Una mañana, con la familia decidimos salir de picnic, y además de llevar el termo y el mate también dijimos de armarnos de unos sándwiches de queso,
jamón cocido, y por supuesto, para mí porque a ellos no les gusta, de jamón crudo, o como suelen llamarlo por aquellas latitudes, jamón curado. Mientras ella se bañaba y el querubín aprovechaba para dormir un rato más, yo me encargué de ir en busca del pan y del fiambre. Ingresé en un mercado pequeño ubicado a cuatro o cinco cuadras de nuestro domicilio, atendido por un musulmán esbelto, enjuto y muy simpático. Sin vacilaciones me dirigí directo al sector en donde sabía que encontraría lo que buscaba dado que era la segunda o tercera vez que visitaba ese establecimiento. Luego de husmear por unos momentos la mercadería y cotejar precios, coloqué en el canasto las bandejas de fiambres que ya empezaba a degustar con la mirada. Luego me acerqué a las estanterías donde podía elegir el pan que más nos satisfacía. Pero antes de aferrarme a las baguettes, lo vi ahí, parado a unos pocos metros, colocando en su canasto algunos frascos de escabeche. Mi parálisis habrá sido tan evidente, tan de estatua, que él también la advirtió. Entonces giró su cabeza hacia mí sonriéndome con una mueca imperceptible, bonachona.

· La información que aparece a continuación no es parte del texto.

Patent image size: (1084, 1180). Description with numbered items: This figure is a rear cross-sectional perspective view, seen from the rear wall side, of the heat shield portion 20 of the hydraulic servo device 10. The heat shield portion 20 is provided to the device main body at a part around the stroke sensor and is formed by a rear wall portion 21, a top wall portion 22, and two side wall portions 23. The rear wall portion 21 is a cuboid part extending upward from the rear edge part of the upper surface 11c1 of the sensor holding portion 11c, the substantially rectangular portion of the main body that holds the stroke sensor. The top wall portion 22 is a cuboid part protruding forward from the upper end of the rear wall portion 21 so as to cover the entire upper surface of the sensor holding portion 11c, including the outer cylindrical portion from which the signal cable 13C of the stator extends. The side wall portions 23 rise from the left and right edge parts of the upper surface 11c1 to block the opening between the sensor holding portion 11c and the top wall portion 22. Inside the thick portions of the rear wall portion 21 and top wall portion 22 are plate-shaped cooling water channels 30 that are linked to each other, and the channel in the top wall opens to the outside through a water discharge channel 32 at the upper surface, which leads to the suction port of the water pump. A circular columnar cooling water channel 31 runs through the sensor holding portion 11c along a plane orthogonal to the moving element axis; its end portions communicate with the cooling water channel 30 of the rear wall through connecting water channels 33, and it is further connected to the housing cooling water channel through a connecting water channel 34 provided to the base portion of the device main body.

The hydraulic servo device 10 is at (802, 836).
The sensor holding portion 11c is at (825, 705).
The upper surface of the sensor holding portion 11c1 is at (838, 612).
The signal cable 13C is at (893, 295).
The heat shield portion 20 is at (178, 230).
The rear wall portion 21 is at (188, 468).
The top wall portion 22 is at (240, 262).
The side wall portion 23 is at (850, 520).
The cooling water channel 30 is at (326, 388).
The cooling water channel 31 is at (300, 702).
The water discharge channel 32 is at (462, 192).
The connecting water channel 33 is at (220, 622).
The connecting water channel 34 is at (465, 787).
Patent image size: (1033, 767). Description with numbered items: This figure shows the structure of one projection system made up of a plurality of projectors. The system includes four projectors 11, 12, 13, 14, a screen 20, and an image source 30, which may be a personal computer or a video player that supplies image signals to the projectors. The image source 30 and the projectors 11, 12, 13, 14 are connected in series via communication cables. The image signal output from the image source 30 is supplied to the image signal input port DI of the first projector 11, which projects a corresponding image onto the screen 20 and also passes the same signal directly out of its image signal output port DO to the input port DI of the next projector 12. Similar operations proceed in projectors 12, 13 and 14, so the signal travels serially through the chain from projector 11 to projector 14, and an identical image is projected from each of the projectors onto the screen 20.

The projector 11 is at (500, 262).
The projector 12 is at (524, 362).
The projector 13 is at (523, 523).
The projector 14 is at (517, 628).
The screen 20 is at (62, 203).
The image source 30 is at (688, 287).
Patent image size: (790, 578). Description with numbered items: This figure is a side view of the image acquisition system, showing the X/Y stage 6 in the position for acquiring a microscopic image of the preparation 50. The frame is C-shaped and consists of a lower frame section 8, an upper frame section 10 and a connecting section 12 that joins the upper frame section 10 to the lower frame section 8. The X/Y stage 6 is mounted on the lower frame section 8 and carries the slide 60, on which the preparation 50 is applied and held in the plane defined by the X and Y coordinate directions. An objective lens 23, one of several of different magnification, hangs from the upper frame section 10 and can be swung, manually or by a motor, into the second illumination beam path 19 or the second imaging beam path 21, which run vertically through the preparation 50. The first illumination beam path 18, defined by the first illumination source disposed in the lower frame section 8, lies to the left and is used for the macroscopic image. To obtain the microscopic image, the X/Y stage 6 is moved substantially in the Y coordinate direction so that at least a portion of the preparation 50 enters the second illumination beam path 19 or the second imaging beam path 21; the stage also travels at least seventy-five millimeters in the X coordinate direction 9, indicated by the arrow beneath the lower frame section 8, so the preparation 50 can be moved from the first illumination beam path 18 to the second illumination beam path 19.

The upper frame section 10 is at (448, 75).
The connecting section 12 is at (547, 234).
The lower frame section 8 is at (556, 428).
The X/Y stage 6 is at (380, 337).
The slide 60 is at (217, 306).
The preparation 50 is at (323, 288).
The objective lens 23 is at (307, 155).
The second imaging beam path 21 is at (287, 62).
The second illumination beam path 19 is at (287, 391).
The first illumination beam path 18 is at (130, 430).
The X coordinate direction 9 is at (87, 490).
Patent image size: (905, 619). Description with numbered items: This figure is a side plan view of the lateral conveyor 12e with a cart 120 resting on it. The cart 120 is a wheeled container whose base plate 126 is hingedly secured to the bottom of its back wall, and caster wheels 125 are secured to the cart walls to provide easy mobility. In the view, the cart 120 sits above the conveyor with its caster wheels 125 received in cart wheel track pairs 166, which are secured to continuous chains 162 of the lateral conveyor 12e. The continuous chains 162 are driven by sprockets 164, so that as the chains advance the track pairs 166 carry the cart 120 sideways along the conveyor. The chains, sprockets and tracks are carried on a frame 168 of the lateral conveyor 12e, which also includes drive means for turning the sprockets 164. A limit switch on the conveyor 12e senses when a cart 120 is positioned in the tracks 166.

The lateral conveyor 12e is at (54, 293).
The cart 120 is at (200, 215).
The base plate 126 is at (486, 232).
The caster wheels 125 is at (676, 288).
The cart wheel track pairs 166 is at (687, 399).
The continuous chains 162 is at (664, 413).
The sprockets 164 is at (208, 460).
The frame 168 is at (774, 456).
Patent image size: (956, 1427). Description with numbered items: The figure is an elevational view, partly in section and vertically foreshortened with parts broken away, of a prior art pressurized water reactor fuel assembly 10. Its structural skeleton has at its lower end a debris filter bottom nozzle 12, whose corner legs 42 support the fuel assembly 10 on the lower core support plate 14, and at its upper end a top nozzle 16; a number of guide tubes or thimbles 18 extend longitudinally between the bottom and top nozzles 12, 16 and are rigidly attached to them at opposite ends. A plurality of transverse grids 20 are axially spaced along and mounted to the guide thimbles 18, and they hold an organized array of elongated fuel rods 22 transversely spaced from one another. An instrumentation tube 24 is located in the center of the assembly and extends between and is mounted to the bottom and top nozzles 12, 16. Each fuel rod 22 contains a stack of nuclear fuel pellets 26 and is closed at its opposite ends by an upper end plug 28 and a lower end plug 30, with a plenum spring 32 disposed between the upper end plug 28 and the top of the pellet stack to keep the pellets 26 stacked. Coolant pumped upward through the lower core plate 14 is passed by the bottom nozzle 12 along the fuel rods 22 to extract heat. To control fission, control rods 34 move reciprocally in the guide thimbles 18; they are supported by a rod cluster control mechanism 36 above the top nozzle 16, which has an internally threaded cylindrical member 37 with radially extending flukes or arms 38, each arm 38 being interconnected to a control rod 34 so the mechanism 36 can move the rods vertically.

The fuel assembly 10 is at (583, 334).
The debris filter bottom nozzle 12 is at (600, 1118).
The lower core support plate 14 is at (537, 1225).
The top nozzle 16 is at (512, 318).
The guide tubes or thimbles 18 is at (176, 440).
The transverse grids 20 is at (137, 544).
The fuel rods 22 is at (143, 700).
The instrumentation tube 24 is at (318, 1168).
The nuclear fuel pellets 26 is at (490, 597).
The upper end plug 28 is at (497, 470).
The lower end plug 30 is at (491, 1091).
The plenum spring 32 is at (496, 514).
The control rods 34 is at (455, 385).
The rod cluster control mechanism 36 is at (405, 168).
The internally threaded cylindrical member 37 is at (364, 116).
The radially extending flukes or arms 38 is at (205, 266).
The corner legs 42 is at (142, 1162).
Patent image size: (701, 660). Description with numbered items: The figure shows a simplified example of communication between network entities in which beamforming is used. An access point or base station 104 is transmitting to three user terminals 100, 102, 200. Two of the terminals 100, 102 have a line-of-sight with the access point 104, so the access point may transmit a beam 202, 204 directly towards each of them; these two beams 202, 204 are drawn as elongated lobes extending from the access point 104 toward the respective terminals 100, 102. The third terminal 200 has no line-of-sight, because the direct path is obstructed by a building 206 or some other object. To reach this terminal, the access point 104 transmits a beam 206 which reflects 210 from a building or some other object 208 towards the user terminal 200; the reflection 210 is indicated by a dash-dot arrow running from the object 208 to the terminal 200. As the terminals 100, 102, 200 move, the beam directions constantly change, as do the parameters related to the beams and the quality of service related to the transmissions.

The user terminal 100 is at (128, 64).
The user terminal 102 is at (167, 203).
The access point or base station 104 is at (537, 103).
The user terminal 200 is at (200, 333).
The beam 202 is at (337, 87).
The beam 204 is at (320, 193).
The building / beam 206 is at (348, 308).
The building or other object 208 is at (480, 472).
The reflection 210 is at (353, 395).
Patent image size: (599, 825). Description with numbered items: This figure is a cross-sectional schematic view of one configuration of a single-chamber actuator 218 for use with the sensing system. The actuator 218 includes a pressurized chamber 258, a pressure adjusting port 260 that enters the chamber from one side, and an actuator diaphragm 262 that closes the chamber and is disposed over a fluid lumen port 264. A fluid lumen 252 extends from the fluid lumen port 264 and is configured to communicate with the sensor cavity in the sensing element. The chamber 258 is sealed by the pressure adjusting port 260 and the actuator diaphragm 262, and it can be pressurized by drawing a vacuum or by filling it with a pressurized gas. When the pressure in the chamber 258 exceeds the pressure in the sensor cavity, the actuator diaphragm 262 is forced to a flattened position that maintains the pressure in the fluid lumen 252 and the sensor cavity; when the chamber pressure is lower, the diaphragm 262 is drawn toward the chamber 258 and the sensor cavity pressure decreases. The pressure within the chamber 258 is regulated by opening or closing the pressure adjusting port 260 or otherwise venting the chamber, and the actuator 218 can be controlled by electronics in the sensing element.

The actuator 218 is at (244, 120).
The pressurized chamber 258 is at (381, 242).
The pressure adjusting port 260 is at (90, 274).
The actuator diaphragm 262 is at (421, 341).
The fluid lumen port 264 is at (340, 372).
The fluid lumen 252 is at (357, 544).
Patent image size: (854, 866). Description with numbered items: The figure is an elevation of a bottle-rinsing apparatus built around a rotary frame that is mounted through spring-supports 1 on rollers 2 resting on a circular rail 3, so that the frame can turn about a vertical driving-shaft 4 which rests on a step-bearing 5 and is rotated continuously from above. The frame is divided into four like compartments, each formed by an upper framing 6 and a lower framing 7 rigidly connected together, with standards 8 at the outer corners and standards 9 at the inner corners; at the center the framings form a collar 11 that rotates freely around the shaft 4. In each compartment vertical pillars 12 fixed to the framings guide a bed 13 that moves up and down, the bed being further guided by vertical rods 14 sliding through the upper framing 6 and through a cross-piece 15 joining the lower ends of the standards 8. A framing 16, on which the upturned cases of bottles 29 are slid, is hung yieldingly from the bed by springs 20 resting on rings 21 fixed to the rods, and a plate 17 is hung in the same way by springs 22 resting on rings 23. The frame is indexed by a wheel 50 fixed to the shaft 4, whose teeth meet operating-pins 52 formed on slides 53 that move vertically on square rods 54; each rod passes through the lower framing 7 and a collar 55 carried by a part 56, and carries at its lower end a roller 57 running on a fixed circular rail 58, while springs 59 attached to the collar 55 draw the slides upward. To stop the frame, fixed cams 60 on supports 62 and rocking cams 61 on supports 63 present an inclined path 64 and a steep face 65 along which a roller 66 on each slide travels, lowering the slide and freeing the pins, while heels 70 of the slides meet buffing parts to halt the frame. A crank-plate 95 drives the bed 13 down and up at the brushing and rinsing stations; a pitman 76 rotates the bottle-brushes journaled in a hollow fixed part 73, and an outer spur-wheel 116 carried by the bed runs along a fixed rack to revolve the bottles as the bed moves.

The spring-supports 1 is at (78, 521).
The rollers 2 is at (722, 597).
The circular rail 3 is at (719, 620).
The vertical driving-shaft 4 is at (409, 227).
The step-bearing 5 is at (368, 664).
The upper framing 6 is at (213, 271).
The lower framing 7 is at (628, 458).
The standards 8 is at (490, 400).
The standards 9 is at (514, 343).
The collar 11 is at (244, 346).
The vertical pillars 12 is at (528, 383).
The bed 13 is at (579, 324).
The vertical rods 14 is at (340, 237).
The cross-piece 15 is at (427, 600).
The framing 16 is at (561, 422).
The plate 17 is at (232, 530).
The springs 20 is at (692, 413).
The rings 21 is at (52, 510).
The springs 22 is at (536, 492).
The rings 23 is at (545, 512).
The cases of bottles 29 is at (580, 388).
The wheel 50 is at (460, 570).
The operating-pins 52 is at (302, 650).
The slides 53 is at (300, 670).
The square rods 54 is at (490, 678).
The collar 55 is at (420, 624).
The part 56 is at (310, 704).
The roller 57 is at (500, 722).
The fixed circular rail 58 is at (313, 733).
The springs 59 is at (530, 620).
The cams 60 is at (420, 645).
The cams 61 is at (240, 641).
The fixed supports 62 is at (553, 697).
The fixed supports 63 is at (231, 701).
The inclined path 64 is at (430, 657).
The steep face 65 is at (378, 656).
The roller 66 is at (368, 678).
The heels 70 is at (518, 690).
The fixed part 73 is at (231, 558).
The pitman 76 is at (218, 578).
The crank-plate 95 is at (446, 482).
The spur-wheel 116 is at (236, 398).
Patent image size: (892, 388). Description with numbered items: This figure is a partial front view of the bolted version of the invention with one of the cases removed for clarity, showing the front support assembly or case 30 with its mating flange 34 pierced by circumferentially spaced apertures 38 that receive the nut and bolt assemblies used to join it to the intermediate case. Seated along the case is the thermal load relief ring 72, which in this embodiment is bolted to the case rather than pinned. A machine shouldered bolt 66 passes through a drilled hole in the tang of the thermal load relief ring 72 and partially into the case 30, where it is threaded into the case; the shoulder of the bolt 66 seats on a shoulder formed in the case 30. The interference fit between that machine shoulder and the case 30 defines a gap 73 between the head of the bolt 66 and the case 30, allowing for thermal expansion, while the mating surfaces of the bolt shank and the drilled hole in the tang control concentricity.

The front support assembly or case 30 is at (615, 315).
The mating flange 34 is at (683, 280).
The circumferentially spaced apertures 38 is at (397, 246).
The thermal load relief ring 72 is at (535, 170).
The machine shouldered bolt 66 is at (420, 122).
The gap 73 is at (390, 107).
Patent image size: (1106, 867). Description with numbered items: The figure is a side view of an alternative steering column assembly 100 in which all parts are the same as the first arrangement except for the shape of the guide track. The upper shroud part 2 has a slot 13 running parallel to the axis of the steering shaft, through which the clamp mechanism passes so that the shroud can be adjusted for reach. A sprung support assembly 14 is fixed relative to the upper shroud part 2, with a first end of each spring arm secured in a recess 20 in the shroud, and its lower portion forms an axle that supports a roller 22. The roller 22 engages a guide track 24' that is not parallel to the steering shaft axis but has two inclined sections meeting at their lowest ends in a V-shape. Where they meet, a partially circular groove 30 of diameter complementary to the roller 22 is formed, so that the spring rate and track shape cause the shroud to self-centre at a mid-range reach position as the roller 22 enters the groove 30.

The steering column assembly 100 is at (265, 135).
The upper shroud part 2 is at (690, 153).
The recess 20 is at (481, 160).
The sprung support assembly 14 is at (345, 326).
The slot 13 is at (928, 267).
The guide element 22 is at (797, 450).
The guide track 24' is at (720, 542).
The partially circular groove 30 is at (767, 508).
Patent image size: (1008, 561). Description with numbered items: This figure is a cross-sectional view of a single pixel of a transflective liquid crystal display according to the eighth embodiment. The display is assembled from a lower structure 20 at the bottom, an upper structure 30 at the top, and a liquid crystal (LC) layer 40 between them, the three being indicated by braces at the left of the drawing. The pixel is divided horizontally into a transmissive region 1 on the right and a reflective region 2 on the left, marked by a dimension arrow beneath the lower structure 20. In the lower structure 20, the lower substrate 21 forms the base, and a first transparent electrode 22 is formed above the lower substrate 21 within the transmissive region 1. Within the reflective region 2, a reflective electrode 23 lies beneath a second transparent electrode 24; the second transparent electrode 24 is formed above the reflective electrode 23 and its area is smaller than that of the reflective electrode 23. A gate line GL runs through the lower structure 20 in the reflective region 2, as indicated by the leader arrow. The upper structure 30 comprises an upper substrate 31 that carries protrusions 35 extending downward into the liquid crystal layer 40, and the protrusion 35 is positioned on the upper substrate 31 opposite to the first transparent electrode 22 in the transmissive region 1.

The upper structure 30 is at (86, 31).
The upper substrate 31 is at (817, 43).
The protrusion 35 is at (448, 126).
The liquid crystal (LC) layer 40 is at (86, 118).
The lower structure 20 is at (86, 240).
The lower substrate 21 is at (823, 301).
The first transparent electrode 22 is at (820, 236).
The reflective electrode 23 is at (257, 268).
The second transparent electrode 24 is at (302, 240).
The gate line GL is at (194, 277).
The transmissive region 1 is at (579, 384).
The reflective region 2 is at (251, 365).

Me habrá visto tan desencajado que en su cara podía leerse cierta preocupación. Me costó un esfuerzo terrible devolverle a su gesto amigable otro gesto del mismo tenor. ¿Argentino? Me preguntó con su voz diminuta. Respondí ejerciendo un movimiento torpe de cabeza a la vez que me preguntaba cómo podía saber que yo era argentino si todavía no había esbozado una sola palabra. Inmediatamente me convencí confirmando para mis adentros que los
genios, sea cual sea su trabajo específico, todo lo saben. Se acercó unos pasos a la vez que yo pude dar los míos en dirección al astro. Ese hombre de un metro setenta, con los hombros ligeramente caídos hacia adelante parecía mucho más grande que yo que lo sobre pasaba en diez centímetros. A pesar de las muy diversas razones, en ese momento sentí la misma emoción que había sentido en Madrid, en el museo del Prado cuando me posicioné frente a Las meninas de Velásquez, o en el Reina Sofía cuando contemplé el Guernica de Picasso.
Al fin pude destrabar mi asombro, relajarme un poco y así incursionar en la charla, dejándome llevar por el discurrir de las palabras. Con el paso del tiempo se iba incrementando cierta confianza, y el mejor jugador de todos los tiempos, de acotado vocabulario, pero de inmensos sentimientos, me contó de su pasión por el Camp Nou, de su relación de arraigo con la ciudad de Rosario, de sus amigos de la infancia, de su familia, de algunas anécdotas alocadas con el pistolero Suárez, y de otras con Ronaldinho. También, como si se tratase de la frutilla del postre, me habló de lo más preciado, de Antonella y de sus hijos. Mientras exponía sus sentimientos, a veces con cierta tartamudez, yo ratificaba no solo la admiración de su técnica y de su fortaleza dentro de la cancha, también veneraba su coraje fuera de ella, su capacidad para no emborracharse con el éxito y la fama, para vivir el día a día sin bombos ni platillos. Messi no es un simple jugador de fútbol, es un performer, un artista. Él preguntó sobre mí, sobre mis amores y mis proyectos. Durante mi relato iba entendiendo más la
distancia sideral que existía entre nosotros dos, entre su condición profesional, económica y social, y la mía. Pero sin amilanarme le di para adelante comprendiendo que a pesar del abismo que nos diferenciaba mis sueños eran y son tan legítimos como los suyos. En ese rato él estuvo más atento a mis palabras que muchos conocidos de mí misma condición que solo te buscan para regodearse con sus vanidades. El pibe, sin pretenderlo, en cada segundo seguía creciendo en su grandeza.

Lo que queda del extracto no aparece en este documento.